How does the classification of closed (compact, boundaryless) surfaces imply the classification of all orientable not-necessarily-compact surfaces with boundary? It seems to be that they are all obtained by deleting points and the interiors of closed disks from closed surfaces. This gives three indices: (genus, number of disks deleted, number of points deleted). Why is this exhaustive? Why is there only one such triple for every surface?
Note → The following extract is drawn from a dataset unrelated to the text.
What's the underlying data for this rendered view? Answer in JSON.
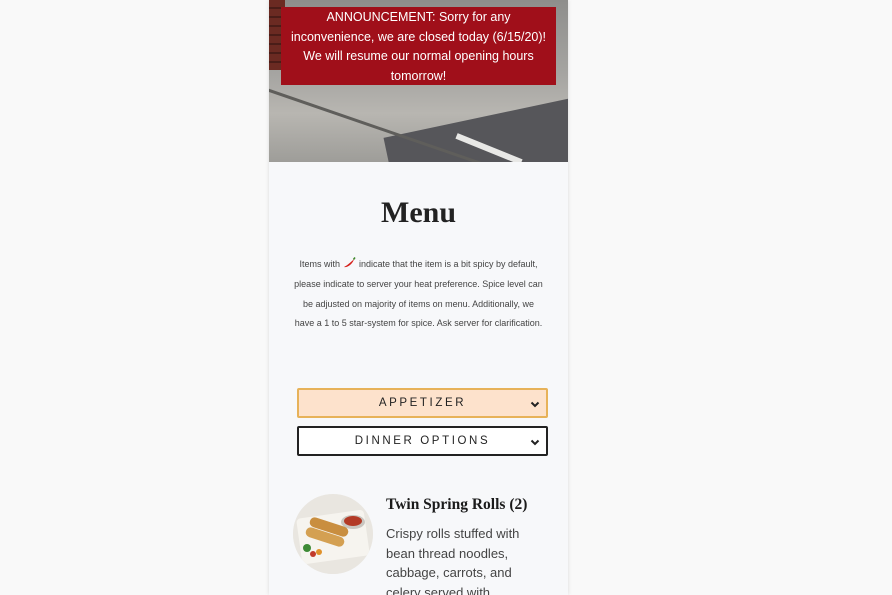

Clearly the second index is unique (it determines the number of boundary components), but how do you know you can't change both the first and third and wind up with the same space?
Asked
Active
Viewed 650 times
5
-
Since you don't require compactness, you could start with a closed surface and remove a Cantor set. – Andreas Blass Aug 04 '13 at 04:08
-
Very relevant: http://math.stackexchange.com/questions/5588/classification-theorem-for-non-compact-2-manifolds-2-manifolds-with-boundary – Jesse Madnick Aug 04 '13 at 04:28
-
@AndreasBlass : excellent point! – Nate Aug 04 '13 at 06:37
-
@Jesse Madnick : Yes, sorry for the duplicate. Don't know why it didnt show up in the "related posts" thing – Nate Aug 04 '13 at 06:38
1 Answers
1
It is a long way from classification of closed 2-dimensional manifolds to the classification of all (connected) 2-dimensional manifolds (possibly with boundary). This was accomplished by E. Brown and R. Messer, "The classification of two-dimensional manifolds", Trans. Amer. Math. Soc., vol. 255 (1979), 377–402, about 100 years after closed surfaces were classified.
Moishe Kohan
- 111,854